Give me liberty or give me death.

Patrick Henry, the famous American Patriot, uttered the above words during a speech he gave, highlighting the main objective behind the American Revolution and explaining the lengths they were willing to go to.

By now, I hope you see how common antithesis is.


Can antithesis be used without parallelism?

The answer is yes, but its effect becomes much less potent. It’s like having a boat with a strong motor, but then you shut off the motor and hope the current will be strong enough to take you where you need to go.

To see how big of a difference parallelism plays, let’s take a look at an example that doesn’t use parallel structures.

The Temptations have a song called “My Girl.” There’s a line in it that goes like this.

When it’s cold outside, I’ve got the month of May.

You can clearly see that there are two opposing ideas here being presented in conjunction.

The artist is letting us know that even during the coldest of times, his girl keeps him warm.

However, in my humble opinion, the line doesn’t pop. It doesn’t stand out and demand to be memorable.

A big reason for this is that it comes across as any other line that presents two contrasting ideas.

So, the bottom line is if you want to use antithesis, then try to use parallelism as well.


Related devices

Since we’re on the subject of contrasting ideas, it is worth taking a look at a few other literary devices that are usually confused with antithesis.



When you juxtapose two things, you place them next to each other to highlight either their similarities or their differences. Hence, whereas antithesis is always about contrast and difference, juxtaposition can be about difference, but it can also be about similarities. Put differently, every time you use antithesis, you are juxtaposing two opposing ideas, but every juxtaposition does not have to be an antithesis.



Oxymoron is when you combine two opposing and contradictory words to bring out a new, and sometimes unexpected, meaning.

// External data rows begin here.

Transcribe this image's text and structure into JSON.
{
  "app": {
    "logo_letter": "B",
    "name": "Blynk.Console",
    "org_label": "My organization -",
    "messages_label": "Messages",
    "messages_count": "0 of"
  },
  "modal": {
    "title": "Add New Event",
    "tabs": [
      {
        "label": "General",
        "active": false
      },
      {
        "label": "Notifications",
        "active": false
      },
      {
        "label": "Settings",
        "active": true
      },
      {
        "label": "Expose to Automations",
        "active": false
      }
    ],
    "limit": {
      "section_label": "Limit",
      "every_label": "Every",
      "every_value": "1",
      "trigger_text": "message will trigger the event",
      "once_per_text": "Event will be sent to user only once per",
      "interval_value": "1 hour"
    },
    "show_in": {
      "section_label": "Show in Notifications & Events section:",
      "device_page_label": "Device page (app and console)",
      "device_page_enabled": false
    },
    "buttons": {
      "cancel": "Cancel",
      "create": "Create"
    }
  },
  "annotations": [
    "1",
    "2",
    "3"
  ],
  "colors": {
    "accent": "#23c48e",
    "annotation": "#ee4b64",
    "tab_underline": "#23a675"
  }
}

For example, we describe zombies as the “living dead,” which illustrates their contradictory nature.

On the one hand, these are supposedly decaying corpses that belong six feet under. On the other hand, they are alive in every sense of the word.

They feed, they move around, and some of them can think depending on which movie you are watching.

We also describe parting as “sweet sorrow.”

You get the picture.

So, how is this different from antithesis?

First of all, antithesis uses more than a single word. It relies on parallel phrases, remember?

Also, antithesis combines two opposing yet not necessarily contradictory ideas with each other. So, while words in an oxymoron might seem like they shouldn’t belong together, the same cannot be said of antithesis.